Le cœur couronné, T02 Le piège de l'irrationnel

Tu es en train de réaliser ton rêve, non ? Te départir de ton identité !


Ce tome est le second d’une trilogie portant le titre de : Le cœur couronné. Il fait suite à La folle du Sacré-Cœur (1992) qu’il faut avoir lu avant pour comprendre l’histoire. Son édition originale date de 1993. Il a été réalisé par Alejandro Jodorowsky pour le scénario, par Mœbius pour les dessins, avec des couleurs réalisées par Scarlet Smulkowski. Il comprend soixante-deux pages de bande dessinée. La trilogie se termine avec Le fou de la Sorbonne (1998).


Alain Mangel a loué une villa à Deauville, où il subvient aux besoins de sa jeune compagne Elizabeth qui est enceinte de lui, de Mouhammad qui se fait appeler Saint Joseph, et de Rosanna Galvez, fille d’un baron de la drogue colombien. Il vient d’aller acheter des sandwichs et des boissons et il leur apporte sur la plage. Tout en marchant i s’interroge sur l’amour : ils l’aiment bien sûr, mais qu’entend-on juste par aimer ? Oh… Tous l’aiment, bien sûr ! Certes… Mais qu’entend-on au juste par aimer ? […] Dans ce même vocable convergent tant charité que convoitise, désir égoïste qu’abnégation sans réserve, dans une apothéose du souci de soi-même et du souci d’autrui poussé à son paroxysme. Mais en dépit de ces oppositions dramatiques, l’amour reste don de soi ! Offrande… Aux côtés de ce professeur de philosophie, se tient le spectre incarnant toute la partie refoulée de sa personnalité. Ce spectre répond qu’il n’est offrande qui ne trahisse un besoin tyrannique de manipuler l’autre pour le posséder. Il continue : tout don est prédateur dans son essence, et tous les agissements de l’individu sont avant tout lucratifs. Ce cynisme laisse Alain pantois : oui, l’existence à jamais renouvelée s’impose à lui avec toute la pesanteur d’un contrat irésiliable. Il se force à aimer puisqu’immergé, submergé dans l’horreur d’être, il en vient à penser comme Sartre que Exister, c’est se boire sans soif. Le spectre répond que pour Alain, la souffrance amoureuse n’est qu’une manière sournoise d’être heureux.

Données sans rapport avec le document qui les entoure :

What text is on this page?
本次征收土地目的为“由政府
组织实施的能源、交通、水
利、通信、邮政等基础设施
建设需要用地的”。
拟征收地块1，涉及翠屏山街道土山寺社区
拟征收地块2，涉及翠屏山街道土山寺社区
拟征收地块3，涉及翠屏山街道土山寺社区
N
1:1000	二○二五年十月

Alain et le spectre arrivent auprès des trois jeunes gens. Alain Mangel fait un état des lieux de la situation : il a toujours voulu répudier ce monde, sans jamais y parvenir, et aujourd’hui c’est le monde qui le répudie, jamais plus il ne le laissera lui revenir. Alain continue : il est désormais le complice d’un drogué assassin de deux aides-soignants, de la fille d’un gangster colombien qui se prend pour la concubine du Seigneur, et il a engrossé cette pauvre folle qui s’imagine qu’elle va donner le jour à un prophète. Lequel pourrait se révéler être un mongolien, étant donné ses problèmes génétiques passés. Ce à quoi le spectre répond que le philosophe est en train de réaliser son rêve : se départir de son identité. Le philosophe se concentre sur les jeunes gens et il leur tend les victuailles. Mouhammad prend deux sandwichs. Elizabeth lui fait une longue liste de courses : des ortolans, du fromage, du foie gras et du caviar, un bon kilo, plus deux bouteilles de champagne. Eux vont aller se baigner, puis ils l’attendront à la maison. Elle ajoute enfin : du chocolat, et un grand gâteau plein de crème chantilly.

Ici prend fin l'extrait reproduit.